## Homogenous (stationary) Markov Chain Implementation in Edward

### Package Imports and Options

In [None]:
import pandas as pd
import numpy as np

%matplotlib inline
import matplotlib.pyplot as plt
import seaborn as sns
import missingno as msno

import tensorflow as tf
import edward as ed
from edward.models import Bernoulli, Categorical, Normal, Empirical, Multinomial

from utils.utils import load_dataframe, load_data_dic, preprocess

In [None]:
pd.set_option('display.max_columns', 200)
pd.set_option('display.max_rows', 200)
pd.set_option('display.max_colwidth', -1)
sns.set_style('whitegrid')

### Load Data

In [None]:
df_raw = load_dataframe()

In [None]:
df = df_raw.copy()

### Analysis

In [None]:
counts = df.groupby(['term', 'age_of_loan', 'loan_status']).count()

In [None]:
counts.head(20)

In [None]:
# get currently active loans
df_active = df.loc[df.age_of_loan < df.term.astype(int)].reset_index(drop=True)
df_inactive = df.loc[~(df.age_of_loan < df.term.astype(int))].reset_index(drop=True)
df_active.shape[0] + df_inactive.shape[0] == df.shape[0]

In [None]:
df_active.shape

In [None]:
df_inactive.shape

In [None]:
df_active.dtypes

In [None]:
sns.distplot(df.age_of_loan)

In [None]:
sns.distplot(df_active.age_of_loan)

In [None]:
sns.distplot(df_inactive.age_of_loan)

In [None]:
# split active loans by 36 and 60 month terms
df_active_36 = df_active.loc[df_active.term.astype(int) == 36]
df_active_60 = df_active.loc[df_active.term.astype(int) == 60]
df_active_36.shape[0] + df_active_60.shape[0] == df_active.shape[0]

In [None]:
df_active_36.shape

In [None]:
df_active_60.shape

In [None]:
sns.distplot(df_active_36.age_of_loan)

In [None]:
sns.distplot(df_active_60.age_of_loan)

In [None]:
sns.countplot(x="loan_status", data=df_active_36)

In [None]:
sns.countplot(x="loan_status", data=df_active_60)

In [None]:
sns.distplot(df_active_36.loc[df_active_36.loan_status == 'Current'].age_of_loan)

In [None]:
late = (df_active_36.loan_status == 'Late (16-30 days)') | (df_active_36.loan_status == 'Late (31-120 days)')
sns.distplot(df_active_36.loc[late].age_of_loan)

### Preprocessing

In [None]:
df = preprocess(df)

In [None]:
df.term.value_counts()

In [None]:
df.loan_status.value_counts(sort=False)

**TODO** it might be good to use panda's Categorical type instead of sklearn's label encoder so we have the mapping between indew and category directly from the dataframe (or modify the preprocess function to return the label encoder objects too, but then it means we also need to cache them which is not super clean).

## Markov chain

In [None]:
statuses = df.loan_status.unique()
n_statuses = len(statuses)

### 0. Generating the transitions

This doesn't take too long (took me a while to figure out a clean way to do it):

In [None]:
df['previous_month'] = df.age_of_loan - 1
transitions =  pd.merge(df, df, left_on=['id', 'age_of_loan'], right_on=['id', 'previous_month'])

In [None]:
transitions.head()

### 1. Solving with MLE:

The MLE solution to a markov chain is simply the empirical counts, so easy to implement.
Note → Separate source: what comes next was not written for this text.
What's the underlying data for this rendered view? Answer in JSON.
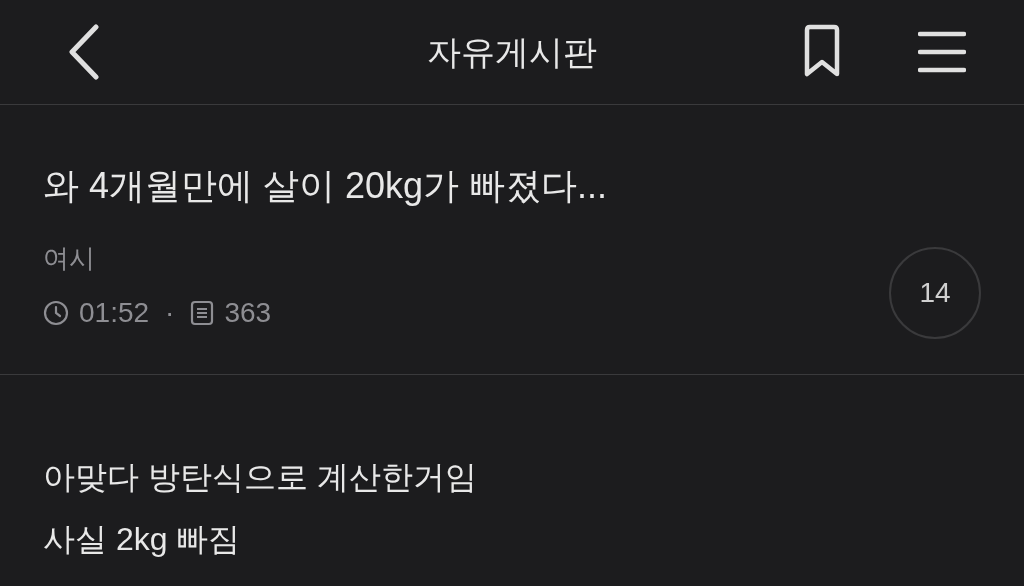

This can give us a good baseline to check our bayesian results later:

**Step 1**: count the transitions

In [None]:
transition_counts = pd.crosstab(transitions['loan_status_x'],
                                transitions['loan_status_y'])

**Step 2**: transform the count dataframe to a count matrix:

In [None]:
transition_counts

Note that row 0 is missing, we add it by hand and set it to 0. Same with column 5:

In [None]:
for i in range(n_statuses):
    if i not in transition_counts.index:
        # if no row, create it and set to 0:
        print('Filling in row %s ...' % (i,))
        transition_counts.loc[i] = 0
    if i not in transition_counts.columns:
        # if no column, create it and set to 0:
        print('Filling in column %s ...' % (i,))
        transition_counts[i] = 0

In [None]:
transition_counts

Re-sort the indexes:

In [None]:
transition_counts.sort_index(axis=0, inplace=True)
transition_counts.sort_index(axis=1, inplace=True)

In [None]:
transition_counts

Note with crosstab we could have gotten the frequencies directly, but having this raw count table might be useful for the Bayesian case.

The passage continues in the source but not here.